“Congress wants an education system where young people are empowered and equipped to face the future”

“If you don’t talk about the expectations of the youth, you can’t talk about the future of a strong India. We will discuss the problems of the youth, to be able to give them wind under their wing, whether they are members of the party or In the party and the country, the voice of the youth will be heard”, Amarinder Singh Raja Warring, leader of the Congress of Punjab and organizer of youth and empowerment coordination panel at Nav Sankalp Chintan Shivir which is being held in Udaipur in Rajasthan, said on Friday.

Setting the tone for the panel, Warring recalled that in Chintan Shivir almost 50% of those invited are young people and 21% women. The party will discuss how it can ensure young people get their rights.

He said that at the end of these sessions on May 15, the panel hoped to present an action plan to ensure that more young people join the party.

Part of the committee’s deliberations will focus on the educational system followed across the country.

RS Congress MP and President of Kerala Mahila Congress, Jebi Mather underlined that the Congress is convinced that education decides the future of young people and through them the future of the country.

Describing the uncertainty in the country for children now entering adulthood, Mather said that as a country we have reached a point where we need to reflect on whether education is constructive or destructive; tolerant and secular or intolerant and communitarian.
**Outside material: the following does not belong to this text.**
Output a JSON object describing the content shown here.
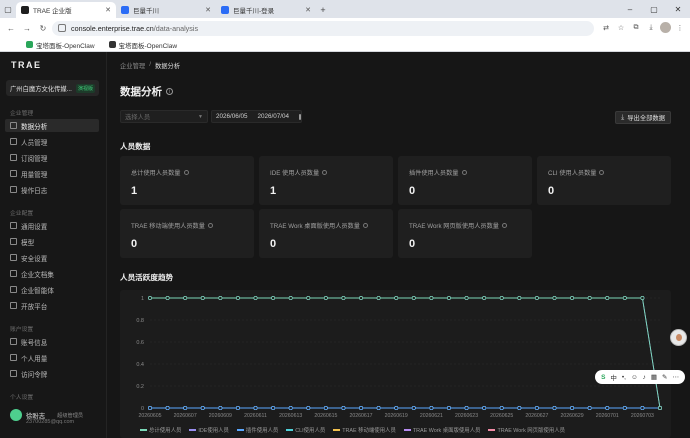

“Do we want an India where the scientific temperament is respected or where ignorance of science is the basis of education? Do we want an India where communal harmony spreads or a country that spreads hate speech? Congress wants an education system where youth are empowered and equipped to face the future. We want this to be reflected in the national education policy, but the NDA government’s NEP is run with a community agenda. The story is changed in the textbooks and common elements are added,” Mather said.

The MP pointed out that school dropout rates and enrollment rates have declined. Congress established the right to education up to the age of 14, but “we need to discuss how to apply it to higher education. By 2026, 65% of the population would be between the ages of 15 and 64, so the country should have a qualified population to reap the demographic dividend,” Mather said.

She joked that the Modi government’s Skill India scheme was just a public relations exercise.

More than 50% of India’s population is currently under 25 and more than 65% under 35, but their concerns are not being addressed, Congress spokesman Ragini Nayak added. There is virtually no political participation of the country’s youth. The Congress intends to discuss participatory democracy but “if the youth is not part of it, can the democratic system work properly? Nayak asked.

“The challenge for the Congress now is to provide a compelling vision for India which is different from what the Bharatiya Jana Party or any of the regional parties are proposing. A vision that reflects the aspirations of the country’s youth, a vision that is not only political, but encourages them to come out of the periphery to the fore not only of electoral power, but also of other horizons. It’s a challenge, but we believe that with every challenge comes an opportunity,” Nayak said.

The panel said they believe that no young person in the country or their family will want their children walking around with their school leaving certificate in one hand and a sword or lathi in the other. “Congress wants to make sure that young people across the country will have a school leaving certificate in one hand and a letter of nomination in the other,” Nayak reiterated.

The Congress does not want to walk the path of violence and the panel agreed that several young people voted for Modi and the BJP and that many of them fell in love with the restrictive and discriminatory vision of India put forward by the BJP. “We are going to break this hold that BJP has on young people. We will tell them that Congress will work for them and their future. Food grain prices are rising, fuel prices are skyrocketing. Young people will understand this after a while,” Nayak said.

“We want to start with the young people. The political participation of young people in the country is an important issue. We talk about participatory democracy but if the youth is not part of it, can the democratic system work properly?” Nayak added.

Congress President Alka Lamba, who is a member of the Youth and Empowerment Coordinating Panel, said the panel had started discussing raging unemployment among young people. “This is the biggest problem facing young people now. This is a crisis created by Prime Minister Narendra Modi and his flawed policies including demonetization and GST,” Lamba stressed.

Surveys have revealed that the unemployment crisis in the country is at its highest after India’s independence. More than half of the 90 million Indians of legal working age have given up looking for work because they have not been able to find suitable jobs.

The Modi government had promised 2 crore jobs a year, Lamba pointed out, so they should have been able to provide at least 16 crore jobs. “Congress introduced the right to education, the right to food, the right to information, and the right to employment through the Mahatma Gandhi National Rural Employment Guarantee Act in rural India. India now needs comprehensive right to work legislation for both urban and rural India,” Lamba added.

Moreover, UP Congress leader Karishma Thakur argued that regardless of family background, India should be able to provide its young people with a stable future. “The BJP is playing with the future of our children,” Thakur said.